Onwards & Upwards
We were caught in such a problematic and expensive situation. On one hand it made logical sense to sell Troskala three years ago and claim back some of the money we had invested into her, but on the other hand we could not cut the emotional ties we both shared and on the final day of closing a deal to a Canadian who wanted to buy her we pulled out.
Troskala provided us with the dream of escape, she gave us the possibility of sailing to far away horizons. For that dream we have paid heavily in marina fees over the past three years not to mention the cost to re-fit her ready for another ten years of sailing.
Although I managed to perform basic maintenance over the three years of her being on the hard I was unable to give her the full attention she deserved and she quickly deteriorated in the Caribbean sun. In hind-sight I should have paid to have her professionally covered to try and protect her from the harsh sun and 30*C+ temperatures.
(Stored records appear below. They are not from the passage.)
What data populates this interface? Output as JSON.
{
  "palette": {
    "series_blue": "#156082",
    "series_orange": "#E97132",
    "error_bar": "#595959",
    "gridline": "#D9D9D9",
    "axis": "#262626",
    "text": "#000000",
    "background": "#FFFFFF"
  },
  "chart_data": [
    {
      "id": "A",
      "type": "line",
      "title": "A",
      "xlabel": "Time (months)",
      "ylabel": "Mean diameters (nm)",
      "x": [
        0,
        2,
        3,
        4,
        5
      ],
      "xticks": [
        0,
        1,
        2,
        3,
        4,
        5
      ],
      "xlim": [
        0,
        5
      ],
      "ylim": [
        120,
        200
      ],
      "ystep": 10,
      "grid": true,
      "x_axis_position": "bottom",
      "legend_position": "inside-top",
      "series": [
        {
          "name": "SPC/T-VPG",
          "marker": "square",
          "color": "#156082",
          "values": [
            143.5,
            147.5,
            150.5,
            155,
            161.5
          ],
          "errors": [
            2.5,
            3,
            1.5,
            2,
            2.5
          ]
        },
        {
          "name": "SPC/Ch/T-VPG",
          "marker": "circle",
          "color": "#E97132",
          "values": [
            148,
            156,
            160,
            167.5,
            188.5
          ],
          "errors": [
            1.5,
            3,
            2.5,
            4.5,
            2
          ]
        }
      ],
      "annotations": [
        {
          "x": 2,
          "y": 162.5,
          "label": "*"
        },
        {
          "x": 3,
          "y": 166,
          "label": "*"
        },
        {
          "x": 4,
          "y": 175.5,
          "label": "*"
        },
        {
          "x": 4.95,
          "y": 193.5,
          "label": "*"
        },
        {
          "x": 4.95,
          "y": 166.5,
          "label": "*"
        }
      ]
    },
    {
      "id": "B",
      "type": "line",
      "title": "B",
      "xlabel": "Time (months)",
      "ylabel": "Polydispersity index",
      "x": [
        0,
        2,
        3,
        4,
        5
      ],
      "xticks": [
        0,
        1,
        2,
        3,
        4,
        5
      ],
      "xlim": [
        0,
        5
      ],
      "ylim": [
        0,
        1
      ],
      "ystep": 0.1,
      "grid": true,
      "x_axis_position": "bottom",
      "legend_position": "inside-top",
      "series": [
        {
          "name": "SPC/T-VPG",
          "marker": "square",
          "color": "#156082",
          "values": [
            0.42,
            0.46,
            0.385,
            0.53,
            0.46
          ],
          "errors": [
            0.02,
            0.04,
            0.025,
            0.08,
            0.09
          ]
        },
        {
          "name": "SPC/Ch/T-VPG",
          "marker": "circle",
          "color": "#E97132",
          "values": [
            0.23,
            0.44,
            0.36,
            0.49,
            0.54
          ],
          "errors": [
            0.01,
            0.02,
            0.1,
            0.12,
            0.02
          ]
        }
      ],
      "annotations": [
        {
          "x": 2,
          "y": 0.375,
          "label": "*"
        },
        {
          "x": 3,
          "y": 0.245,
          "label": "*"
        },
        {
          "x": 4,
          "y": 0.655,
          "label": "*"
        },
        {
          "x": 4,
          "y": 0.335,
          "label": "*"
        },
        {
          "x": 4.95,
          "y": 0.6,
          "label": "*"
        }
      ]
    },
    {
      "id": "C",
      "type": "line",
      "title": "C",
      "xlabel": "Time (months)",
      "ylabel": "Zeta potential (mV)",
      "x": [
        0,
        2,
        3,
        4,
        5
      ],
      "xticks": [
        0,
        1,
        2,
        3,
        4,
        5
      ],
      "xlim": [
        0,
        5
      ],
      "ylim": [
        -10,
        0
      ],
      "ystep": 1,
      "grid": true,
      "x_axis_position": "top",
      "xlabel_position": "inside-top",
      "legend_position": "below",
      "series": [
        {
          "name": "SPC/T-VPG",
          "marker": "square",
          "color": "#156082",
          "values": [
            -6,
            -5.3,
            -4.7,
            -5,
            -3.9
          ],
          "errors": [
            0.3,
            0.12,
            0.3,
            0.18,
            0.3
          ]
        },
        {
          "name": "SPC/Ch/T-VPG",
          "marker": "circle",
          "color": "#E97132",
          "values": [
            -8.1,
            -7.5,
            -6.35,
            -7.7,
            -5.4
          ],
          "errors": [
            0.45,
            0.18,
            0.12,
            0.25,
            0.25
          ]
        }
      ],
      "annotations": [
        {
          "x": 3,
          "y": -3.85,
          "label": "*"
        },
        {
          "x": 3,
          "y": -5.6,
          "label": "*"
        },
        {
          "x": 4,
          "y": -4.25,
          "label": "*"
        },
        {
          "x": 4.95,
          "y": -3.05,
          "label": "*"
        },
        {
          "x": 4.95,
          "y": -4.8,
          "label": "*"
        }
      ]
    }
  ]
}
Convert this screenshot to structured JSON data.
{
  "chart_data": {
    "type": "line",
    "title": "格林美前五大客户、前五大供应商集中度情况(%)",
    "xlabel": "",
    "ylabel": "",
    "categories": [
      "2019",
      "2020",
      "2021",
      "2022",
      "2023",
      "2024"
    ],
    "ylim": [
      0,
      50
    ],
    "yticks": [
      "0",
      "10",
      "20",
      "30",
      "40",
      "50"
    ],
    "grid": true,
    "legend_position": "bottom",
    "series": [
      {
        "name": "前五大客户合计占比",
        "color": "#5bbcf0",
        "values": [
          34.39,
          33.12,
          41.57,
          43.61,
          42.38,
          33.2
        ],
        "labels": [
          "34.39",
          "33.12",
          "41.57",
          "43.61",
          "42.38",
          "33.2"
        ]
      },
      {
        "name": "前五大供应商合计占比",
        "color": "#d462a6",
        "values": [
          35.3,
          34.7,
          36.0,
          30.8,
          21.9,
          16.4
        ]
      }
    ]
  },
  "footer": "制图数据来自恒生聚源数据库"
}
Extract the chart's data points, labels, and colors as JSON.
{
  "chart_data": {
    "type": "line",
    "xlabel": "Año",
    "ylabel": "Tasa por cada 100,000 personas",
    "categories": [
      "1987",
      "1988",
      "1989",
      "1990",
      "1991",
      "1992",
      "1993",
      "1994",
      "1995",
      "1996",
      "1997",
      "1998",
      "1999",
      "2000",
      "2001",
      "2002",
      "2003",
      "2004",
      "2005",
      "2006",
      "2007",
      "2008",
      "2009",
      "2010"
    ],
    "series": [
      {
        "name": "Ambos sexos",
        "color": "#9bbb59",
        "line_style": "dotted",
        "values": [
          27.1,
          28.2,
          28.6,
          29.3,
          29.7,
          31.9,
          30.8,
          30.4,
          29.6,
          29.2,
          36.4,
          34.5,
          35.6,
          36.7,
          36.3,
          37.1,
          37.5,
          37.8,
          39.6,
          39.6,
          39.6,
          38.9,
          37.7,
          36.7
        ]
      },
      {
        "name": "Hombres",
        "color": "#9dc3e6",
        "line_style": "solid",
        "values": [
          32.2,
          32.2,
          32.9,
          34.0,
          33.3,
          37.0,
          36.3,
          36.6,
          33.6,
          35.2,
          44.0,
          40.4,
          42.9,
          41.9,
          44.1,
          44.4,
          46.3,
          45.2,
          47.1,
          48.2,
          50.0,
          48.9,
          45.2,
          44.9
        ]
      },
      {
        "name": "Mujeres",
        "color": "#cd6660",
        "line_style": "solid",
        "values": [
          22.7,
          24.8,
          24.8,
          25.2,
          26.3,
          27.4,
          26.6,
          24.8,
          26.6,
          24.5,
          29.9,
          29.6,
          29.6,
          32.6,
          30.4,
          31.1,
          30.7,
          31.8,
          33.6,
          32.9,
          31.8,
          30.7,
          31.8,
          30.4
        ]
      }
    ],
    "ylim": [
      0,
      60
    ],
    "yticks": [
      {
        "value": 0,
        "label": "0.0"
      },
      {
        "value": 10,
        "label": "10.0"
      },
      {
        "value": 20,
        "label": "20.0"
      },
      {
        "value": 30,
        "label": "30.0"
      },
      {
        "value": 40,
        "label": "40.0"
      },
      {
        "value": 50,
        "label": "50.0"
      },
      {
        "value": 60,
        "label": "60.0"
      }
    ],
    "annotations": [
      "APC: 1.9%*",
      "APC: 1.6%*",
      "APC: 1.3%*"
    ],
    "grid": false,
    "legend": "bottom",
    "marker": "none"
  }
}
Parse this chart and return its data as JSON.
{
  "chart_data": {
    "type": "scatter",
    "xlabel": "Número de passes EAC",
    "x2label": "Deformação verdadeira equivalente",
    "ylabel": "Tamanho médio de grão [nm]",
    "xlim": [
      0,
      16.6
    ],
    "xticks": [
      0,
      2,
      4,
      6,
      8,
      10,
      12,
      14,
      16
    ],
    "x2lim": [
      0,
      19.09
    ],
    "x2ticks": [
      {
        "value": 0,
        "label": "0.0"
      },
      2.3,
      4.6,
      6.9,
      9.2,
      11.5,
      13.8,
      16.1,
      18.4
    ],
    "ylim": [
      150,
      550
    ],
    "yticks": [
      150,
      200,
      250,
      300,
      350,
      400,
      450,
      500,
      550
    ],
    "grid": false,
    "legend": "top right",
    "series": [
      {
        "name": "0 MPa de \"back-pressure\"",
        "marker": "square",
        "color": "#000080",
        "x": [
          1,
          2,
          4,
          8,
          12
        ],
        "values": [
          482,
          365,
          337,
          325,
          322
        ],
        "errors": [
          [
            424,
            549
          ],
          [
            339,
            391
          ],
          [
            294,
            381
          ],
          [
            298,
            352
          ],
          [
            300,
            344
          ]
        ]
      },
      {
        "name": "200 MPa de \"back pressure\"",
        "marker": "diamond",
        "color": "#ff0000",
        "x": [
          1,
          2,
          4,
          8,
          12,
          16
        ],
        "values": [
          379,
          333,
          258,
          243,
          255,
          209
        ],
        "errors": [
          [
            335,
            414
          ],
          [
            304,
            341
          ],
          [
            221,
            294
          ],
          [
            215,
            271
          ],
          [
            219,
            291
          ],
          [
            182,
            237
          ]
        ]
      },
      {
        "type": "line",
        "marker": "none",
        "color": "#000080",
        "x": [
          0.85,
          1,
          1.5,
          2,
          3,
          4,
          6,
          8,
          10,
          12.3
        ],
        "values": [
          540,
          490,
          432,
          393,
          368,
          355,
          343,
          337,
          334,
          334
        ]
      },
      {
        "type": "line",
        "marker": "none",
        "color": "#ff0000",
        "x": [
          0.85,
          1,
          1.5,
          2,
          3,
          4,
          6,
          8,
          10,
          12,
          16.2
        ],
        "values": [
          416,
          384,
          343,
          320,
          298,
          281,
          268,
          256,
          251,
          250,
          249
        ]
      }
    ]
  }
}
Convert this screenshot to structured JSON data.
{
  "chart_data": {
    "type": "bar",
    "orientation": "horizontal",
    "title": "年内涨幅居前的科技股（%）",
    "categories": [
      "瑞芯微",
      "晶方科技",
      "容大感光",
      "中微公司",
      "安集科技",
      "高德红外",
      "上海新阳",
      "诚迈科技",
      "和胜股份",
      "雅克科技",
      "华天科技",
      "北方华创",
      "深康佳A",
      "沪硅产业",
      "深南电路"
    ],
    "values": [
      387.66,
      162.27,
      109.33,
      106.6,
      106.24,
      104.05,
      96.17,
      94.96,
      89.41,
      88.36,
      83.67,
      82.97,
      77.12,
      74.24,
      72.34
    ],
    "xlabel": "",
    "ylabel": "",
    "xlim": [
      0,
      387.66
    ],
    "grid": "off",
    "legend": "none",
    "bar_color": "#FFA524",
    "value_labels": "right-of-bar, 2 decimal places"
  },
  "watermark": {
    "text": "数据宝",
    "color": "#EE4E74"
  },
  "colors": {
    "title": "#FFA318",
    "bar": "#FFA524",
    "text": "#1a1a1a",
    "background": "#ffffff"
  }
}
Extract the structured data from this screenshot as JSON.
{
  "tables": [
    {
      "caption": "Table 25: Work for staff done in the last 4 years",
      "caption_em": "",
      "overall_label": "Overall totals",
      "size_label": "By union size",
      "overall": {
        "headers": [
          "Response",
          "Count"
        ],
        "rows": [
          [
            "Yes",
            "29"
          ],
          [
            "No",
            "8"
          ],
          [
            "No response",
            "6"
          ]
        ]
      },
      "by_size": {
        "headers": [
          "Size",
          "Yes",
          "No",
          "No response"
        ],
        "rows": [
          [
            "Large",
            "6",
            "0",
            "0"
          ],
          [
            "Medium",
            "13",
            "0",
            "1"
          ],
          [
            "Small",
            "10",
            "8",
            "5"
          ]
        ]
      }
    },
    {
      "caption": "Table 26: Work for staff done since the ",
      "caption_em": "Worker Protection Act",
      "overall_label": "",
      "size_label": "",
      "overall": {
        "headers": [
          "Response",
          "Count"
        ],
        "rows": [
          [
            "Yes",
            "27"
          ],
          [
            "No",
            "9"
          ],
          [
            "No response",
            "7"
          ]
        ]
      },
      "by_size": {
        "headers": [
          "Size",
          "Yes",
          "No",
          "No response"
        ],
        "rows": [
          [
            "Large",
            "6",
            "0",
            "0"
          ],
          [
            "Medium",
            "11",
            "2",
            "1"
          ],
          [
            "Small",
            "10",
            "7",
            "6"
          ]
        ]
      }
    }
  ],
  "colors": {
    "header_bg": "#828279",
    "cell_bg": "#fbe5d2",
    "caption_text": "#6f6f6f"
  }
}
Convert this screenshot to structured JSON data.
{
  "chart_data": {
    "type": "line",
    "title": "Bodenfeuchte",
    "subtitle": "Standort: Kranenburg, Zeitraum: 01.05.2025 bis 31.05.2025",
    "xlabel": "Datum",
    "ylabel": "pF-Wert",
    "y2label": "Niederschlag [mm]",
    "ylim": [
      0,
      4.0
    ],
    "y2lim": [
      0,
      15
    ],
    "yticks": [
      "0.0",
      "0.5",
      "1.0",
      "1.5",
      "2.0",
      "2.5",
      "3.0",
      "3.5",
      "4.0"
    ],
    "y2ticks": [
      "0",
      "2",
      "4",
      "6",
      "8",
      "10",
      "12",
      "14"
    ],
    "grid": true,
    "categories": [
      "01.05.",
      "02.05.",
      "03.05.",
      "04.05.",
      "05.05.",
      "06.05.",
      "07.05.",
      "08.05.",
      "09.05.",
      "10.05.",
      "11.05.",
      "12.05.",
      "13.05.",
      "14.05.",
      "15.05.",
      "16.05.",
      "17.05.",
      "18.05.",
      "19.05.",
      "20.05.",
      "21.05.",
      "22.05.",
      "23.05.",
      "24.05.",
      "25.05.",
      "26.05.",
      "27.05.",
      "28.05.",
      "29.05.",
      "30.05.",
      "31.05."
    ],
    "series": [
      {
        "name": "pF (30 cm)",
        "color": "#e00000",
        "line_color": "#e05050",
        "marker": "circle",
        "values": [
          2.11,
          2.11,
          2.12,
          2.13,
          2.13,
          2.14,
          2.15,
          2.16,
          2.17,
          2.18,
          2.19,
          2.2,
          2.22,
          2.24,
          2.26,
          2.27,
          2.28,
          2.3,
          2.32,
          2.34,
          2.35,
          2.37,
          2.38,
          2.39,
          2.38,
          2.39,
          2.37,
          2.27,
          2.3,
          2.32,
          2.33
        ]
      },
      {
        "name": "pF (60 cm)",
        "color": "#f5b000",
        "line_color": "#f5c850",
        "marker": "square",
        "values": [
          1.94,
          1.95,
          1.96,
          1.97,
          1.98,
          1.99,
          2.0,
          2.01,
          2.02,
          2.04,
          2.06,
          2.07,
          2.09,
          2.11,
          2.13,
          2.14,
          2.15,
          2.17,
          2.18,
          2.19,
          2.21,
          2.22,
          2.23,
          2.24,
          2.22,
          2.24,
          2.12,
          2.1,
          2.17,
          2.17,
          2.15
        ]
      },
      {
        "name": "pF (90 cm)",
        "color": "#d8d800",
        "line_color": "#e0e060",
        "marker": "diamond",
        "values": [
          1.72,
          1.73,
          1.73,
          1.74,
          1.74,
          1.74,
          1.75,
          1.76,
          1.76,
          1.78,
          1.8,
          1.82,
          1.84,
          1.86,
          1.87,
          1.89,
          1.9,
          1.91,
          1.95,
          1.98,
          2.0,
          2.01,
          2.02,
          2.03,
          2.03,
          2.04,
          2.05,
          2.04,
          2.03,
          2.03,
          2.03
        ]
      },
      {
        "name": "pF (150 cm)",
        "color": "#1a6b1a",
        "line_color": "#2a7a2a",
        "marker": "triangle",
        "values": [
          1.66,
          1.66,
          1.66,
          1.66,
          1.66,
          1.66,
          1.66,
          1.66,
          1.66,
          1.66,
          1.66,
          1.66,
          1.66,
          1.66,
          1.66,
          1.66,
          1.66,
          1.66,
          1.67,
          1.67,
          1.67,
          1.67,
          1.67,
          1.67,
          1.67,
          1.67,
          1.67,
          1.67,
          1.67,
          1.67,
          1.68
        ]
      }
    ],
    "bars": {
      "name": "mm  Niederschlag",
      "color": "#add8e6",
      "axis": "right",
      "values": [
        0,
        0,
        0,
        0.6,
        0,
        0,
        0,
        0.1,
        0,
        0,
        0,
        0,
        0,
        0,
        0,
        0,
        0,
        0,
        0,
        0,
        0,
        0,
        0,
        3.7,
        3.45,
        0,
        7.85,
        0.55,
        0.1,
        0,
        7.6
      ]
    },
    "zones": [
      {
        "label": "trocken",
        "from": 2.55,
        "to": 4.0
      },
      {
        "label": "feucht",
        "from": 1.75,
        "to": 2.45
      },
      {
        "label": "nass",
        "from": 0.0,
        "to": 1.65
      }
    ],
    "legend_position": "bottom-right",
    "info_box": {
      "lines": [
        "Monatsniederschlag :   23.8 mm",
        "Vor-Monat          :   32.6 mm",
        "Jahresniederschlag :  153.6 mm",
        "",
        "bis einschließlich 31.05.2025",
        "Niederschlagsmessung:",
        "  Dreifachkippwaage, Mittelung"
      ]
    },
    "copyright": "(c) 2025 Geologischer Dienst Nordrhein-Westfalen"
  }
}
We found that after three years all of the upholstery and curtains had perished. I only had to touch one of the curtains for them to fall apart in front of me. Our beautifully varnished interior also took a hit and faded in most areas internally and our external varnish no longer existed. The cost to rectify the upholstery has reached $3,700 and the varnish $4,000. We could have protected ourselves from these costs better if we had hade her covered.
We are now coming to terms with the expense of a yacht. I don’t think you ever truly realize how expensive it is to run a yacht even a small one at that. But we had no choice and we both knew we did not want to sell her. It was time for a new adventure; a chance to pass my Ocean Practical exam, a chance of a new career on a new island and the only vessel I wanted to begin this journey on was Troskala.
Improvements were needed. We had managed to put away some money and I was happy to spend some of it upgrading Troskala for the next ten years. I say ‘I’ as I believe Carlotta would spend the money on better things than a boat. Anyway, it was clear she needed some attention and this was the time to get some things completed that we had failed to complete before leaving London.
It is always a good idea to compromise in any relationship and when it comes to a boat Carlotta had to have an input in the improvements we were about to undertake. All work on Troskala has been carried out by Work Bench Virgin Gorda. At the moment we have to say the quality of their work is outstanding.
Carlotta decided that we needed a fridge, so this was the first upgrade. We have now installed a top-loading, keel cooled Penguin fridge. This is not a bad idea and something we really needed whilst in the Caribbean and it will make food on passages easier.
My big change was to finally remove the old fuel tank, check it, clean it and re-fit, but this time with a fuel gauge. I decided to have all windows removed, cleaned, resealed and re-fitted as most of them had started leaking and all the sealant had perished in the heat.
I decided to replace all the electrics onboard. We were still running Troskala with her original wiring and after over thirty years it was time to have a full refit. I have had installed LED lighting throughout Troskala and have installed extra lights in the heads, engine bay and lazerette. We have installed additional 12V sockets near the navigation table and fans to cool the forward cabin and saloon down. I decided to replace all our instruments and have to moved to a full set of Raymarine navigational aids, which consist of a chart plotter and two multifunctional display. (photos to come). All transducers were replaced at the same time.
We have upgraded our Rutland wind generator from the 913 to the 914i, as the bearings had failed on our precious one and it cost nearly more the replace them here than buy a new one.
I had our engine mounts replaced. This was not a necessity but more of a safety procedure. One of the mounts was beginning to look slightly worst for ware and it is not something I want to have to think about in bad weather on our passage.
I have replaced our old fuel filter with a racor filter and water separator. I hated the old CAD296 filter and I am pleased with the new one and its ease of use.
We have fitted an electric bilge pump to supplement our manual one. This is something I always wanted but never managed to get round too, so this was a good time to get one installed.
I have had all my seacocks replaced. I had installed DZR’s three years ago and all of these had started to show signs of corrosion. I decided to install Marelon plastic seacocks through out Troskala. I have become used to these seacocks as they have been installed on the past two yachts I have worked on and I am now more than happy in taking one apart blindfolded.
We have ordered a new light-weight spinnaker pole, which arrives this Wednesday. Those of you who have read a previous blogs can probably remember the amout of curing associated with our current pole.
That is about it. It goes without saying that within the next couple of weeks Trosksla should be polished and her bottom painted. I believe she will look and feel like a new boat. There is only two weeks to have her completed before we start her sea trials so the stress is mounting and my faith lies with Work Bench BVI.
I will try to keep you all posted on the progress and I look forward to sending you photos of some of our new kit.
P.S. My gratefulness goes to Antonio Alvarez who has kindly offered us a new SSB radio in exchange for a day sail on Troskala. Words cannot express our gratitude to you and your family.